Bagaimana saya bisa membangun dan meniti jembatan antara pengalaman dan perjuangan?
Produk seni dan komunikasi
Berawal dari karya “Nyawiji Kanggo Ibu Bumi” yang menjuntai di sebelah kanan di ruang pamer Museum dan Tanah Liat (MDTL). Tergambar di helaian kain, seorang perempuan duduk mengenakan caping. Kedua kakinya dipasung semen, bertuliskan “Tolak Pabrik Semen” dan “Kendeng Lestari”.
Karya Fitri DK ini menggarisbawahi perlawanan para ibu petani di Kabupaten Kendeng yang menjadi garda terdepan melawan pembangunan pabrik semen di lahan persawahan di sana. Mereka melakukan aksi-aksi simbolis—berdoa dan memasung kaki dengan semen selama berhari-hari—di hadapan Istana Presiden dan Gedung Dewan Perwakilan Rakyat.
Karya ini mengingatkan saya pada berita berjudul “Selamat Jalan Yu Patmi” di Tirto.id yang pernah saya baca lewat sebuah buku, Kabar Buruk Hari Ini oleh Mawa Kresna. Yu Patmi, seorang perempuan pejuang Kendeng, berpulang selepas aksi memasung semen di depan Istana Negara pada 21 Maret empat tahun silam. Warta itu jelas meninggalkan duka mendalam, terutama bagi para pejuang Kendeng.
Secara garis besar, berita ini mencoba menyambangi isu-isu kaum yang selama ini dimarjinalkan dalam pemberitaan media massa arus utama.
Kedua karya ini jelas produk yang berbeda—seni dan komunikasi. Namun, keduanya menyentil saya dengan cara yang nyaris sama.
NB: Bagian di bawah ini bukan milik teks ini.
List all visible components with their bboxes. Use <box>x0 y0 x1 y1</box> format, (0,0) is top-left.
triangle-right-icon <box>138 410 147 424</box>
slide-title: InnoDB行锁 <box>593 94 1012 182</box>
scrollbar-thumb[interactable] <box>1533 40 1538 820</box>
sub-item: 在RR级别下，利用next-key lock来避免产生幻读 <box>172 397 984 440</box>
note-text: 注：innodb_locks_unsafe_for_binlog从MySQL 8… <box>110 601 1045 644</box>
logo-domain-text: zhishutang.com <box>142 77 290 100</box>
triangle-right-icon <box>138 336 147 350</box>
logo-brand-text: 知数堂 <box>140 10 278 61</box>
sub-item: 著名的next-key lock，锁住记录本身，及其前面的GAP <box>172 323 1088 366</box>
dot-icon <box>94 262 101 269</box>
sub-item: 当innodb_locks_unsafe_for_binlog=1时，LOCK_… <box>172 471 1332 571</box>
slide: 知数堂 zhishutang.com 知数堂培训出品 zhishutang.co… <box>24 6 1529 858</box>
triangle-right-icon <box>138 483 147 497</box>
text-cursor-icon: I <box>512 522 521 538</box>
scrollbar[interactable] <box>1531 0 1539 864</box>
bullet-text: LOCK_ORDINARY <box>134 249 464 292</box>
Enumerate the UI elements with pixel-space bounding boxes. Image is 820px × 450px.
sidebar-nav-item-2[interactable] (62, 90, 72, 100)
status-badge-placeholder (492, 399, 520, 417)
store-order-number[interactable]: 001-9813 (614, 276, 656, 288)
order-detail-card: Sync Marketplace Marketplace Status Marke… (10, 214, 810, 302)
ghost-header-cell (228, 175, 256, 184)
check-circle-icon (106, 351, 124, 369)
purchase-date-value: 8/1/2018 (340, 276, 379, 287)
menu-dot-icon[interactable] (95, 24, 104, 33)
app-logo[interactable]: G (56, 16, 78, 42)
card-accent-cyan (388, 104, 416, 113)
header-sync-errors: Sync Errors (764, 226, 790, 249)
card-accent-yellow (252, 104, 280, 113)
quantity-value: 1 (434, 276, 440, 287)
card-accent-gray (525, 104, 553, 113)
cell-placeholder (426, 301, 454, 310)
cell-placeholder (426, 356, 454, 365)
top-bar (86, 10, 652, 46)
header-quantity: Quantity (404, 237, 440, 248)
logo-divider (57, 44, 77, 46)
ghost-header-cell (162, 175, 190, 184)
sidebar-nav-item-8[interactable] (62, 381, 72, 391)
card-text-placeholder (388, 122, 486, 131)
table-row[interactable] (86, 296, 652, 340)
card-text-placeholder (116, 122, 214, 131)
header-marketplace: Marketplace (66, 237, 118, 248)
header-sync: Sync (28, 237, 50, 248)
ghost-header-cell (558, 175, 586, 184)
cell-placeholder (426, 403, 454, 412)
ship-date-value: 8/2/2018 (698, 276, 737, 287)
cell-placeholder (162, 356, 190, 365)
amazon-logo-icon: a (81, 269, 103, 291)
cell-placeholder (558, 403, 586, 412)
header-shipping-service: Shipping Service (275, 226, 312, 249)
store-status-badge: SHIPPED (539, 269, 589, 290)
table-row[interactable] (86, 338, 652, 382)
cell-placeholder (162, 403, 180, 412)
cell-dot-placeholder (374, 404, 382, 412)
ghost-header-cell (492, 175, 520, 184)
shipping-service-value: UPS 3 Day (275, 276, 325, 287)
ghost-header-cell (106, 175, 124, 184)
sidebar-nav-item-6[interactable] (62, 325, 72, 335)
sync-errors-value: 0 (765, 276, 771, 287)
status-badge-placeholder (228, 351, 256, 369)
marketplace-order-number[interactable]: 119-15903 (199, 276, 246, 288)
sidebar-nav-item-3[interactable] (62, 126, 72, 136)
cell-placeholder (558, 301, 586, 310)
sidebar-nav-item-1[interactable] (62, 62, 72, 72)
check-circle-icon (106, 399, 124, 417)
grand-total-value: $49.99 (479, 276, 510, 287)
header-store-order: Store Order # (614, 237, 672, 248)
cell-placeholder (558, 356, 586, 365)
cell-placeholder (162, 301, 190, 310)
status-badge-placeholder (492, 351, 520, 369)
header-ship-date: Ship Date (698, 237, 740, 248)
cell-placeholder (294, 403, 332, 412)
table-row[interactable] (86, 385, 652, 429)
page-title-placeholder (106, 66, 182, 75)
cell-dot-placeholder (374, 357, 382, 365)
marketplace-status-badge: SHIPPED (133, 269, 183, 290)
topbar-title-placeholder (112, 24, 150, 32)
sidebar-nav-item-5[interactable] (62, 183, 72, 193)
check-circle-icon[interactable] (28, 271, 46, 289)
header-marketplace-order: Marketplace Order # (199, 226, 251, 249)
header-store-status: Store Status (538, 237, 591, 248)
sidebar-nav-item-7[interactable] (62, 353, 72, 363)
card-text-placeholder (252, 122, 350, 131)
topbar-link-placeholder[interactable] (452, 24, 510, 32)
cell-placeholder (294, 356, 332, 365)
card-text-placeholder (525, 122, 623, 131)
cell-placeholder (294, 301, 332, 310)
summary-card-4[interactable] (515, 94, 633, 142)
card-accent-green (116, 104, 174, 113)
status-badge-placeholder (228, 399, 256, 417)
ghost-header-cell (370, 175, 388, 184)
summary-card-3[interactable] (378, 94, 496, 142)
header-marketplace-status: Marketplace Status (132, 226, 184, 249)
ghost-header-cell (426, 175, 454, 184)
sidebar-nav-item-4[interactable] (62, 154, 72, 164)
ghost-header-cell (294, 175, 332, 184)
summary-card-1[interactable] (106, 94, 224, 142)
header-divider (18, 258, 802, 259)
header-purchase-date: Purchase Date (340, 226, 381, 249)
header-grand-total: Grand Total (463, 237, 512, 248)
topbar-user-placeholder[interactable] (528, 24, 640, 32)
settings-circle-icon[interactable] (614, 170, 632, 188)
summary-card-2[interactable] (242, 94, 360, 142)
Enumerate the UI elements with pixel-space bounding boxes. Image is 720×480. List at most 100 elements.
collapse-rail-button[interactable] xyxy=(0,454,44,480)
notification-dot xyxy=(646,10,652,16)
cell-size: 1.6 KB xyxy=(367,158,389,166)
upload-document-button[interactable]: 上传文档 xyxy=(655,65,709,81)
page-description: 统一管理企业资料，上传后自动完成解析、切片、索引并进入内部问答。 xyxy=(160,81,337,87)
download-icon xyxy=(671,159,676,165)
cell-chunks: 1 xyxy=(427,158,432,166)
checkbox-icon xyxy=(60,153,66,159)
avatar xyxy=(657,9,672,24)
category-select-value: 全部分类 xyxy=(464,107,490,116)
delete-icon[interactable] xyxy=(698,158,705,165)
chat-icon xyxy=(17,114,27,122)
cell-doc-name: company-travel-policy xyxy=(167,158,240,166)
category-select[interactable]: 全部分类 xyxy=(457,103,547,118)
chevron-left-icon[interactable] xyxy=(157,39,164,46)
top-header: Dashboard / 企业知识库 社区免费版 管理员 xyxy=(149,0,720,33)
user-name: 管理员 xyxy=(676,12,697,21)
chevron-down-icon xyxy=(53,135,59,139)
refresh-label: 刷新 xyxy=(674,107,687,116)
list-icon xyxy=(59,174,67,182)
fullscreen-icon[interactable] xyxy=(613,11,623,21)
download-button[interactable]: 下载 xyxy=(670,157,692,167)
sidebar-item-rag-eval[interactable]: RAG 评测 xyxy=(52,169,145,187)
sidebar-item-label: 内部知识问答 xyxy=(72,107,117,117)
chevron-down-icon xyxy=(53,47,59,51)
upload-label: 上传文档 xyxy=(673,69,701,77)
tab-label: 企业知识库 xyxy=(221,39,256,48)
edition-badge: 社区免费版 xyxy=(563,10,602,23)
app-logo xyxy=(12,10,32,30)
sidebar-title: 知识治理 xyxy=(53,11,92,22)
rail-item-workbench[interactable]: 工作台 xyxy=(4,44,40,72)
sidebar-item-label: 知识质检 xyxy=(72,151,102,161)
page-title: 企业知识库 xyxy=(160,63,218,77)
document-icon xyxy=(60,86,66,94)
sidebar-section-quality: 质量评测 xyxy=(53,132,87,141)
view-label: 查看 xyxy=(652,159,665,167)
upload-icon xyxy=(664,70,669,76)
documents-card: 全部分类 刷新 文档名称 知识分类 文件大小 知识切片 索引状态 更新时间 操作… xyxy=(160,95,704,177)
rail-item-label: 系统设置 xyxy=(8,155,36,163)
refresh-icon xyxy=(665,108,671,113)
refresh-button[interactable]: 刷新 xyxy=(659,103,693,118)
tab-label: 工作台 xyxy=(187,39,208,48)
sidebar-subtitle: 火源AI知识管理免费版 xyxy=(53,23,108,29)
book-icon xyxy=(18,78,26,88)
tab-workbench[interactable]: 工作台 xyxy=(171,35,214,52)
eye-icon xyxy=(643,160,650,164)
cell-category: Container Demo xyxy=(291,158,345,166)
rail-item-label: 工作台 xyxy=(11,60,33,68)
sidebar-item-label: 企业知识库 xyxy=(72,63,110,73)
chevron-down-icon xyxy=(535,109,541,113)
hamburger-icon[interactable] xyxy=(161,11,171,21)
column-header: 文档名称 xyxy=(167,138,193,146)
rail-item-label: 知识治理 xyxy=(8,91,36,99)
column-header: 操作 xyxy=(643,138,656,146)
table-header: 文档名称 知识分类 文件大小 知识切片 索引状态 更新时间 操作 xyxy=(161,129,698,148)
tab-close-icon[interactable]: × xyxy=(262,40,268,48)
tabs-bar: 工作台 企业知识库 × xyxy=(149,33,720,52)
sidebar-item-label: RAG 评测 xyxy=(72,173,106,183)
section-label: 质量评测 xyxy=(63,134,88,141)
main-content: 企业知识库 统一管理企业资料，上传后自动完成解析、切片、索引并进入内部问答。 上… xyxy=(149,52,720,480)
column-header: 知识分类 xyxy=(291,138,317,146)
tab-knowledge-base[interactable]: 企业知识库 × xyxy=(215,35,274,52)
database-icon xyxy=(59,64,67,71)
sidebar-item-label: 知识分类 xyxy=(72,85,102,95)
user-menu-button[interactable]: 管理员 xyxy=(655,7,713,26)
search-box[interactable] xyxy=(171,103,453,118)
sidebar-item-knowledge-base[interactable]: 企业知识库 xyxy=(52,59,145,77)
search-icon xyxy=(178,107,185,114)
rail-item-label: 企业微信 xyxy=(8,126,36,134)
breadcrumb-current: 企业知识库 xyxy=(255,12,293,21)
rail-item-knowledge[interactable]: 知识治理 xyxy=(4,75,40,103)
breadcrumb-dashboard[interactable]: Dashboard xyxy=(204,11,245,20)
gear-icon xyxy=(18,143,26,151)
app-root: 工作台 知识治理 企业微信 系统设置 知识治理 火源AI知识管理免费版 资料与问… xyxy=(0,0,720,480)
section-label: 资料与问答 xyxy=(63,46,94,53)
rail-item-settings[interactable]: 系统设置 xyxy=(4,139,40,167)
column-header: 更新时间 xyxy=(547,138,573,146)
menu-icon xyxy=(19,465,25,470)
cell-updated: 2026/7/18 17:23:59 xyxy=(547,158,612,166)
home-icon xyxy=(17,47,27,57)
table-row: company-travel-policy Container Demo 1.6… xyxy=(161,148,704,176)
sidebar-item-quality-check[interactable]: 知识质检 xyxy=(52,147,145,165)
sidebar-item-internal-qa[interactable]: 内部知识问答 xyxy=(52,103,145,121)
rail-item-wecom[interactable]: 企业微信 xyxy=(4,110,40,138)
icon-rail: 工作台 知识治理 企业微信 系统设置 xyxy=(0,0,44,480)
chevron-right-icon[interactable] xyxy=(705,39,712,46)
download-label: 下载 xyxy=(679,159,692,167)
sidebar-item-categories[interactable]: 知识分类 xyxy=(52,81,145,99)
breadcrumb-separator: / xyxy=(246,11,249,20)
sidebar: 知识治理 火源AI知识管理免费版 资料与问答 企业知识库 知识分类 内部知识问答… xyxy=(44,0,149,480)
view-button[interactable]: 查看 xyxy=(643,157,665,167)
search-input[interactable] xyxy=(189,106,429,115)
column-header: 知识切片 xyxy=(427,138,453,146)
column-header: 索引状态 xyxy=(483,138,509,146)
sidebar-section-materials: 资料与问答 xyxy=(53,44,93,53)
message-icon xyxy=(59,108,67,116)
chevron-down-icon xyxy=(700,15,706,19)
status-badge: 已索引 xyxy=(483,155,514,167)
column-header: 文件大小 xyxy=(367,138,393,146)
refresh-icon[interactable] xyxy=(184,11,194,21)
Melihat karya seni dan membaca berita, sama-sama membuat saya merasa bersalah dan semakin membuat saya hampir terpeleset jatuh ke dalam jurang itu.
Mengusik persepsi
Ketika melangkah lebih jauh ke dalam ruang pamer, saya mendapati karya yang lain: “Physical Requirements for becoming an Artist “2nd-Enjoy Yourself in Every Condition” karya Chang Jia yang menggabungkan seni pertunjukan dan media video.
Seniman asal Korea Selatan ini menampilkan seorang perempuan berambut lurus, panjang, dan hitam, dengan baju putih bersih. Ia menatap kamera dengan tenang dan sesekali tersenyum. Saya begidik.
Yang membuat saya semakin merinding, seseorang—selanjutnya lebih pantas disebut penyiksa—tiba-tiba meludah ke arah perempuan itu. Setelah wajah dan rambutnya penuh ludah, penyiksa kemudian melempar telur mentah ke arahnya. Rambut perempuan yang tadinya rapi, juga baju putih yang sebelumnya bersih, menjadi kotor dan berantakan.
Belum cukup, penyiksa menampar dan mengguncang-guncangkan kepala perempuan berulang-ulang.
Yang saya amati, perempuan itu masih saja senyum dan menyeringai ke arah saya.
Apa maksudnya? Apakah siksaan itu menyenangkan baginya? Saya mencecar banyak sekali pertanyaan—baik yang benar-benar berbentuk kalimat tanya, maupun yang berbentuk kumpulan tanda tanya—pada diri saya sendiri.
Sontak, saya langsung terpikir perempuan-perempuan penyintas kekerasan yang melihat karya ini. Walaupun saya tahu, video itu adalah seni pertunjukan—yang pasti diarahkan—tetapi rasa sakit tetaplah rasa sakit.